Media & Culture

Justice Department Says Anthropic Can’t Be Trusted With Warfighting Systems

The government argues Anthropic's 'corporate red lines' could sabotage warfighting systems during operations.

Deep Dive

The U.S. Department of Justice has filed a forceful legal response arguing that Anthropic cannot be trusted with access to Pentagon warfighting systems. In a filing for the Trump administration, DOJ attorneys stated that Defense Secretary Pete Hegseth 'reasonably' determined that 'Anthropic staff might sabotage, maliciously introduce unwanted function, or otherwise subvert' national security infrastructure. The core of the government's case is that Anthropic's self-imposed ethical 'red lines'—such as refusing to power autonomous weapons or broad surveillance—create an 'unacceptable risk' that the company could disable or alter its Claude AI models during active combat operations.

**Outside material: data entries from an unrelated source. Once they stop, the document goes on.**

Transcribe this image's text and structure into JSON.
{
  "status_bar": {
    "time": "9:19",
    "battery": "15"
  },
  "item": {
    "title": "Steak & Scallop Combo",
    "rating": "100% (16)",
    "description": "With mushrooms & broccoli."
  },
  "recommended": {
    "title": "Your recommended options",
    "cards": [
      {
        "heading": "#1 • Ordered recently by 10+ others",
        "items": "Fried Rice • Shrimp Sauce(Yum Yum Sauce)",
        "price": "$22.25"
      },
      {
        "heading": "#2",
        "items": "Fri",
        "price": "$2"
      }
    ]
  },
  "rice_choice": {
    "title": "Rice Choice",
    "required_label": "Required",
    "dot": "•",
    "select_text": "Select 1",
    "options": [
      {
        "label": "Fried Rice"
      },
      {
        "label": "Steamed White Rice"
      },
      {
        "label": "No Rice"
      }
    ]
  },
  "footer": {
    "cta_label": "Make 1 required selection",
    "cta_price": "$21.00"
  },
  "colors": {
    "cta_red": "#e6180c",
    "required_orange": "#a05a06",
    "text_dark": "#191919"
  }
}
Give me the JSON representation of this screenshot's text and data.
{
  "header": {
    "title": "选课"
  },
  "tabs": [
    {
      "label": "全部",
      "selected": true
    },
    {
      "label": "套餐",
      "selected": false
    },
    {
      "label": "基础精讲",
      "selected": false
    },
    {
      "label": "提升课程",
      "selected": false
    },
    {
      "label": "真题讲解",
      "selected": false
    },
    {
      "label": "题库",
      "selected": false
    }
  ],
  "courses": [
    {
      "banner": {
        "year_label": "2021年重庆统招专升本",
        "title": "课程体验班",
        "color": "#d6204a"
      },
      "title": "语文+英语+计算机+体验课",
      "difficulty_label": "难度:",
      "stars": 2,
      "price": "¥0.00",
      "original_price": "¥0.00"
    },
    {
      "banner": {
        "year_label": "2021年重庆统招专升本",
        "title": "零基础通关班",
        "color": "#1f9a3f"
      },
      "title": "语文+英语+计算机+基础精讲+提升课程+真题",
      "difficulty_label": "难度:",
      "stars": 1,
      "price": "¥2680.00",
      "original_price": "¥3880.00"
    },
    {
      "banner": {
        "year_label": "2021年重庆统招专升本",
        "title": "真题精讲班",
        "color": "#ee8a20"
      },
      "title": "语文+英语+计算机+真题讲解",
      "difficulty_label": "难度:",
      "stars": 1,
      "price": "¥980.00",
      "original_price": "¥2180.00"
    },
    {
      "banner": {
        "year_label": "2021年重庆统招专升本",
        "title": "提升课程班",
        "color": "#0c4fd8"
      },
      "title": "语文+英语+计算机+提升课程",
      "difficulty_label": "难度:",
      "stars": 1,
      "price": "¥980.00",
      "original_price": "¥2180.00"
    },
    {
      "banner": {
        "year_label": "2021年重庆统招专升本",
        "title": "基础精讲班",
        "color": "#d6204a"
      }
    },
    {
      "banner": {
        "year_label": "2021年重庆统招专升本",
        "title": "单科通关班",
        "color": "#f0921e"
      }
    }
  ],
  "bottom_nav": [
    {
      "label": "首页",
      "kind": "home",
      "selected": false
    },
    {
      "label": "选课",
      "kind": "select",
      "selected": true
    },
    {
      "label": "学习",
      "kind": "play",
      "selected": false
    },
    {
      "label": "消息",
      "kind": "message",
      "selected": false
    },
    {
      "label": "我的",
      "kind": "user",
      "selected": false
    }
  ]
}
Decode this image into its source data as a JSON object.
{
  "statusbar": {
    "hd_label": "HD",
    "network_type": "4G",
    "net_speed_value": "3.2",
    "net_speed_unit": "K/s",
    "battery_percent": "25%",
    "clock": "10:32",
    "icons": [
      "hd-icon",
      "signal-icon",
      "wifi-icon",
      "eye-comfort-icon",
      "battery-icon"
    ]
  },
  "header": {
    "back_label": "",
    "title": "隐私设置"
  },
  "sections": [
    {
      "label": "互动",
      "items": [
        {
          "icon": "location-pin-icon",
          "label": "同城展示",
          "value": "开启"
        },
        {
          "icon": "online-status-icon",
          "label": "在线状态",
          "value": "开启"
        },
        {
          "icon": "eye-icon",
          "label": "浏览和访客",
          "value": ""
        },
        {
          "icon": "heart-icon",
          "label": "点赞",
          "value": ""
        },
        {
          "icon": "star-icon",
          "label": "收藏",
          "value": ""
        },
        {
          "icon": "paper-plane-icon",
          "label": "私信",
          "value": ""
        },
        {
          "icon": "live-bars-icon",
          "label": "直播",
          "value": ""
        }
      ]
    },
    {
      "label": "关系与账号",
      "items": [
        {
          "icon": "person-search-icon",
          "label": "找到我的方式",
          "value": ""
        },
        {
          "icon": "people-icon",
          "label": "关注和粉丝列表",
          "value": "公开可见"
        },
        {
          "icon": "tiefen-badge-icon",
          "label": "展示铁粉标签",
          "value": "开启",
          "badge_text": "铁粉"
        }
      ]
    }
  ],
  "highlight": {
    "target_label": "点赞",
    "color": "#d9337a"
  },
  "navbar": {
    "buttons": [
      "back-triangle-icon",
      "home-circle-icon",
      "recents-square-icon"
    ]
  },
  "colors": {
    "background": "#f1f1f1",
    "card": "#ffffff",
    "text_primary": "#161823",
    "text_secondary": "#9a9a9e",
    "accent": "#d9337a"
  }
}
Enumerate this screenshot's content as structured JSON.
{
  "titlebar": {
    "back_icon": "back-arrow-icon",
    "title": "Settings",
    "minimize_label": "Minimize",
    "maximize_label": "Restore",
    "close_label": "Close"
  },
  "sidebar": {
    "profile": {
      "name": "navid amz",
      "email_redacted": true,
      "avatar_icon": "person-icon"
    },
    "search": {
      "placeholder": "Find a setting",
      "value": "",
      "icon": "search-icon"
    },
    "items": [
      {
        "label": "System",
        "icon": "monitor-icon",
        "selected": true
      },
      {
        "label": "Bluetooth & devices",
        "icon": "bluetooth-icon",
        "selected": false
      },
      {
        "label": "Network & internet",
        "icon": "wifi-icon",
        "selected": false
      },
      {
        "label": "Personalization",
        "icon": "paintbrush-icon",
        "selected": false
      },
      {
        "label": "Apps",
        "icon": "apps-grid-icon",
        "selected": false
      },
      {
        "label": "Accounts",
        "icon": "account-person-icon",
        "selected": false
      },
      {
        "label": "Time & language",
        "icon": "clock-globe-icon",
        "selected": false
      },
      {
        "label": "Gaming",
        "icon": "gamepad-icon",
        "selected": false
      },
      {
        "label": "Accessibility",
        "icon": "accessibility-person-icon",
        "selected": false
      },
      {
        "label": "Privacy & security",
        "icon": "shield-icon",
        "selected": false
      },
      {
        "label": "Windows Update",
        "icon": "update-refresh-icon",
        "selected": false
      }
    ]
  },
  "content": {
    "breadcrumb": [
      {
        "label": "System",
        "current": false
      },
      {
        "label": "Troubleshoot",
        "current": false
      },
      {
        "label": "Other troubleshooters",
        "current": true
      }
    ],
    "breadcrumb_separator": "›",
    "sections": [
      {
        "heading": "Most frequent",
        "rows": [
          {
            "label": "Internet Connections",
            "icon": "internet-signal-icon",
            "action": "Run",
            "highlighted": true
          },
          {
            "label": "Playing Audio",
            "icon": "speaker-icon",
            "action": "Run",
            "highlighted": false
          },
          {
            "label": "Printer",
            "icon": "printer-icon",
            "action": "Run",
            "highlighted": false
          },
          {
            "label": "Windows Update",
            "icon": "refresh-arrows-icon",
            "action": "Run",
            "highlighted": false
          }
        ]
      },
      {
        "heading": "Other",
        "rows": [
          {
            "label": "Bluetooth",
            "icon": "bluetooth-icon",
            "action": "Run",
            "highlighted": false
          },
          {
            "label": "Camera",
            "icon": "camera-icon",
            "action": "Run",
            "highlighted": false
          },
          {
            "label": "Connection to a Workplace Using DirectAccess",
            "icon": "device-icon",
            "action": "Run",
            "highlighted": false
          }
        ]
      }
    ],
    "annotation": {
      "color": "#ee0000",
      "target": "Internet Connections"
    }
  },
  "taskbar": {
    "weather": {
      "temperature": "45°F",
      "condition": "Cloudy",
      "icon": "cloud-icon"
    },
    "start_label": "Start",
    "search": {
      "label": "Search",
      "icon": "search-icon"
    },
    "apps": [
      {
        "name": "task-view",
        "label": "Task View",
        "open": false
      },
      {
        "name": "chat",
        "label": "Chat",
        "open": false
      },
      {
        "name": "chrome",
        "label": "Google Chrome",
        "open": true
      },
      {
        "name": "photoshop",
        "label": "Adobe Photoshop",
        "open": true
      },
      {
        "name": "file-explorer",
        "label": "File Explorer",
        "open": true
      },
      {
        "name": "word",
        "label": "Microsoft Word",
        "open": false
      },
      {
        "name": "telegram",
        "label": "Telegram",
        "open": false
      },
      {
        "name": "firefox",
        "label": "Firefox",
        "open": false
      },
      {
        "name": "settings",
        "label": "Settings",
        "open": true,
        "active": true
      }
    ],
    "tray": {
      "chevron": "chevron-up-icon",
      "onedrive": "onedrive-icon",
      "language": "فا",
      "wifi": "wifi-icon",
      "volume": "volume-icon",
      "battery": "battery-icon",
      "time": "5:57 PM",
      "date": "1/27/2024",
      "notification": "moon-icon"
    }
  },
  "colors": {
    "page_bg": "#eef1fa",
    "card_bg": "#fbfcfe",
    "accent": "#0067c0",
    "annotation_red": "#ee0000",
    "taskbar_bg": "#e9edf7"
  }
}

This legal battle stems from the Pentagon's decision to designate Anthropic a supply-chain risk, a move that can block the company from defense contracts. Anthropic is suing, claiming the label violates its First Amendment rights and could cost it 'billions of dollars' in expected revenue. The Department of Defense is now actively working to replace Claude, which is integrated into tools like Palantir's data analysis software, with AI models from competitors Google, OpenAI, and xAI. A hearing is scheduled for next Tuesday to decide on Anthropic's request for a temporary reprieve from the sanctions while litigation proceeds.

Key Points
  • The DOJ argues Anthropic's ethical guardrails pose a sabotage risk, stating the company could 'disable its technology' during warfighting if its 'red lines' are crossed.
  • The Pentagon's 'supply-chain risk' designation could block Anthropic from defense contracts, potentially costing the company billions in revenue this year.
  • The DoD is actively working to replace Claude AI in its systems with models from Google, OpenAI, and xAI, citing operational urgency.

Why It Matters

This case sets a major precedent for how government contracts will handle AI companies with strong ethical policies, impacting a multi-billion dollar market.